UI professor says $10 billion price tag for statewide water clean-up, flood prevention
JOHNSTON — A University of Iowa environmental engineering professor says it will take $10 billion to address the state’s water quality issues and reduce the likelihood of flooding.
Larry Weber conducts research on flooding and water quality. “If we could spend $200 million a year and divide $200 million into $10 billion, that’s 50 years,” Weber says. “So like we’ve changed the way soil comes off the land in the last 50 years, we could change the way water and nutrients come off the land in 50 years, but we need the political will to do it.”

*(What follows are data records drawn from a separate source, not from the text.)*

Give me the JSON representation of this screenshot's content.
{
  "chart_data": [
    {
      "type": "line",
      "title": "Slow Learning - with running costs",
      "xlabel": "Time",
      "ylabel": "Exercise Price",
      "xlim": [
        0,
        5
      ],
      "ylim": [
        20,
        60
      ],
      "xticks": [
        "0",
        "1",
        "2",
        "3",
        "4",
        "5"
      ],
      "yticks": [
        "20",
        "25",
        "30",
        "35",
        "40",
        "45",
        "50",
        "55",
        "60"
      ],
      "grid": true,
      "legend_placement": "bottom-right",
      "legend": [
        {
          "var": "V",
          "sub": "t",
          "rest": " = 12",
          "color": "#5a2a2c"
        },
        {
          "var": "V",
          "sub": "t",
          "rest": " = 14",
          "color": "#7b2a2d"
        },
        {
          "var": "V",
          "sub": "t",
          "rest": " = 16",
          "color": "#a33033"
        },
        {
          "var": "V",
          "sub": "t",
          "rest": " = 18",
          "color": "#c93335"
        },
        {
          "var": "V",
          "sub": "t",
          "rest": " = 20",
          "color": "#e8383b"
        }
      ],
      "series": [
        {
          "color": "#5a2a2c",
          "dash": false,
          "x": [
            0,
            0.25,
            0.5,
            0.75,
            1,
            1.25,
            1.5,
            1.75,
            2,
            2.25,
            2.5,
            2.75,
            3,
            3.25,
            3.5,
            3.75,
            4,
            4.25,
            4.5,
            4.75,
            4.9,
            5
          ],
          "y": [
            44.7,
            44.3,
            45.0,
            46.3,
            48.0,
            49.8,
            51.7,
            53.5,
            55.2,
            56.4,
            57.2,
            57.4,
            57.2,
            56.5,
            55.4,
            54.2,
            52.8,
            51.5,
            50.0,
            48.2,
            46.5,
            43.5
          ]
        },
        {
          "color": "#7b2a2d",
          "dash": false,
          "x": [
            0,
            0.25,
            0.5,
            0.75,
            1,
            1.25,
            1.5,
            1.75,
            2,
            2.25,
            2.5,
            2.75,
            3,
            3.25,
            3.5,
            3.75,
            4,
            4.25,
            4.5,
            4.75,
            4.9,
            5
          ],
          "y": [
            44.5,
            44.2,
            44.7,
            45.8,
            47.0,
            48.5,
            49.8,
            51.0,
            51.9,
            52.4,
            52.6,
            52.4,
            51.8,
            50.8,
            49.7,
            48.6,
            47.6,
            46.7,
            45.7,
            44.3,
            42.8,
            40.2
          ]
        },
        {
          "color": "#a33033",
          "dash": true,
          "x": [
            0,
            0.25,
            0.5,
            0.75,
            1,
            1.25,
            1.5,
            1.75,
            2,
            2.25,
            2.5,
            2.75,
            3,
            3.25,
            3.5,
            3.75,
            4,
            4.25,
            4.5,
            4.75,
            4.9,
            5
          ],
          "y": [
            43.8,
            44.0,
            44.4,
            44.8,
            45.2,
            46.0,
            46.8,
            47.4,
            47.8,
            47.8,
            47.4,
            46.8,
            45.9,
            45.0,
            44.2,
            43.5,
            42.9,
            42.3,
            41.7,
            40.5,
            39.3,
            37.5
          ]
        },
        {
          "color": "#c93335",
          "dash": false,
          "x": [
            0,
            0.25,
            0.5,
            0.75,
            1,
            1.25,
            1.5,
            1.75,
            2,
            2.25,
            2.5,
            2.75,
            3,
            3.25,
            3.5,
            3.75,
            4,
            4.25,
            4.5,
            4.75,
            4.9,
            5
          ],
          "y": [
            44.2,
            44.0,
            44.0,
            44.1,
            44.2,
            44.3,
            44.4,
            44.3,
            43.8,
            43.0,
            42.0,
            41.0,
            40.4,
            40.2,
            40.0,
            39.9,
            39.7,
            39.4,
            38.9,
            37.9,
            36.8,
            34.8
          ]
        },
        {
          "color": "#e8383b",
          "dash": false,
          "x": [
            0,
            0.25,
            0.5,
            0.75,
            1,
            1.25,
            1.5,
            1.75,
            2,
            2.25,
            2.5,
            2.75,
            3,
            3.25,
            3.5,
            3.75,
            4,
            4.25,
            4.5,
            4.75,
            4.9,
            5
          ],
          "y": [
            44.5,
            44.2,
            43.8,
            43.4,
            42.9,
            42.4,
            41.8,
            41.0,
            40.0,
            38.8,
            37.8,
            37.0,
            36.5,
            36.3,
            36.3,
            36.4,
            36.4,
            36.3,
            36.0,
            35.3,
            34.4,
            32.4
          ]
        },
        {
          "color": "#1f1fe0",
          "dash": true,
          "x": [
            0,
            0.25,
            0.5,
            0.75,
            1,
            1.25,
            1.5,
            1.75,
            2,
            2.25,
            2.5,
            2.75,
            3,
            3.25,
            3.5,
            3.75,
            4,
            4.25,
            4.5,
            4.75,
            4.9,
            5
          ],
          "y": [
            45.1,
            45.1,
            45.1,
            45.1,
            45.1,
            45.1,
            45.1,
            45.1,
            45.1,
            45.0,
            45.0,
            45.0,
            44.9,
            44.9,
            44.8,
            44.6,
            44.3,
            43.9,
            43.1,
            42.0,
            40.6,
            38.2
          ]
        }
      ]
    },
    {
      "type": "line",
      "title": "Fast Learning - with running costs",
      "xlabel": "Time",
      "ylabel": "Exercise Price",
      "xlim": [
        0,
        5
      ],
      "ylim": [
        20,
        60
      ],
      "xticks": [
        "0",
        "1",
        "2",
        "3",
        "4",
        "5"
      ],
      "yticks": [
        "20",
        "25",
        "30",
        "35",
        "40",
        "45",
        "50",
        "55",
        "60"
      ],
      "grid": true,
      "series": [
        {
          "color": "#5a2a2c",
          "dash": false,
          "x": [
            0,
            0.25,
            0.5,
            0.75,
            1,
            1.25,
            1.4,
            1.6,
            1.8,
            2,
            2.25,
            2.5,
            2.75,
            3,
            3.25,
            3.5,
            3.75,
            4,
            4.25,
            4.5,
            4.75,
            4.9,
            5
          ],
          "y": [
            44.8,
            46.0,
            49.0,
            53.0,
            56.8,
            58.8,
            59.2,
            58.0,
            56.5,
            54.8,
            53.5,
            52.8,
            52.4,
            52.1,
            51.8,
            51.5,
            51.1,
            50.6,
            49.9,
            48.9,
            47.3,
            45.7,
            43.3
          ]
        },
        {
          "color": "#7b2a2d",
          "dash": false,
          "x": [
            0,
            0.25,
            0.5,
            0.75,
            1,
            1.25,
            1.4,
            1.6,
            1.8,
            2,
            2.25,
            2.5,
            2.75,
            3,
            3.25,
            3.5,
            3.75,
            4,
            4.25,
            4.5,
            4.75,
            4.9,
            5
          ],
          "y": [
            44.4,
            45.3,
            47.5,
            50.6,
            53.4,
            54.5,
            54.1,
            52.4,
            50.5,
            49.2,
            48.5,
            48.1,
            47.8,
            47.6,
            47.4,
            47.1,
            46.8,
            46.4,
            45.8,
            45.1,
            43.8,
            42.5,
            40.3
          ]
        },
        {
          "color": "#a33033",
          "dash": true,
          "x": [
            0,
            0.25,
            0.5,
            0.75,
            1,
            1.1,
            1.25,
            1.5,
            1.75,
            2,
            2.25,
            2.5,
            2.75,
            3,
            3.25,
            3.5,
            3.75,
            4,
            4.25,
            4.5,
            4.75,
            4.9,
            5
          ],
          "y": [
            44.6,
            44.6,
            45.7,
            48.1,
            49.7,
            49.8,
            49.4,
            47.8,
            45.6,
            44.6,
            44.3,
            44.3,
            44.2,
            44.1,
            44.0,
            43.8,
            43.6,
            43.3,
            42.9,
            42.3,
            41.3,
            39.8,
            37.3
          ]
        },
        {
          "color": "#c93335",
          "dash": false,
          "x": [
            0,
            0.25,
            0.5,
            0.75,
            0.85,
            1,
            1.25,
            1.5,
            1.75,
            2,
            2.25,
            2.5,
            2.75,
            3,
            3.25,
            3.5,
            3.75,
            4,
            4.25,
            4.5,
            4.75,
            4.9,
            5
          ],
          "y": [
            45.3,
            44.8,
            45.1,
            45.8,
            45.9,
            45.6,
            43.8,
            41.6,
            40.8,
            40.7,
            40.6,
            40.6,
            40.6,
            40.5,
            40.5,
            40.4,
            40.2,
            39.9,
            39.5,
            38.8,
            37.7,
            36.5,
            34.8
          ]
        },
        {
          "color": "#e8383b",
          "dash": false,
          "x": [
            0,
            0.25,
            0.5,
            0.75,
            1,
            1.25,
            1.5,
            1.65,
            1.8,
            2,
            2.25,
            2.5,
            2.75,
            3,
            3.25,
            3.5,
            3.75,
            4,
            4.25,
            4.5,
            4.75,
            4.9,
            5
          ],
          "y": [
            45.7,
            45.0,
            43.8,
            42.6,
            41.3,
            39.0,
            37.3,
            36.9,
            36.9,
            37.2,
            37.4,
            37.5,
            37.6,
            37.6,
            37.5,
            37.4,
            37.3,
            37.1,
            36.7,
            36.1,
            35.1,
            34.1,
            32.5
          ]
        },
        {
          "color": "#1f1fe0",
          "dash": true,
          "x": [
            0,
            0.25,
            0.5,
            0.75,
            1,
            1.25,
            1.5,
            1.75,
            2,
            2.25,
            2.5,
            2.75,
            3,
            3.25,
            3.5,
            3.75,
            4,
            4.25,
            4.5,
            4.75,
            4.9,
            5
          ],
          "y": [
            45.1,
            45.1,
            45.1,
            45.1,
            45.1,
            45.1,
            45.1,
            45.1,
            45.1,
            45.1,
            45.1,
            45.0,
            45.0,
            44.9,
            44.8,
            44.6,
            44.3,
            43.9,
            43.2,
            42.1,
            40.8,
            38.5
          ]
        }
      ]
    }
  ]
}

Weber says the 2023 Farm Bill could include rules to reduce farm run-off that would apply not just to Iowa farmers, but to all U-S ag operations. “We’ve had a lot of talk,” Weber says. “The talk has been going on now for a decade or more and we’re just simply not making the progress that Iowans should expect to receive.”
Weber says the drought in much of Iowa will have an impact on water quality, too, since corn and soybean plants in dry soil are not absorbing as much of the commercial fertilizer and manure that’s been applied to fields. “When we do get rain and the water starts to flow and our tiles flow again, we will likely see a real large movement of nitrates coming out of our farm system,” Weber says.
Some Iowa utilities that provide drinking water use surface water from rivers, but about 75 percent of Iowans get their drinking water from underground supplies. “That water has taken tens of thousands and in some cases millions of years to accumulate in those deep aquifers, but it too will be stressed,” Weber says. “Those resources, although ample today, will not be endless. We will have to start thinking about what we will do at the end of the turn of the century, especially as these floods and droughts become more prevalent in our state.”
Weber made his comments this weekend on “Iowa Press” on Iowa PBS.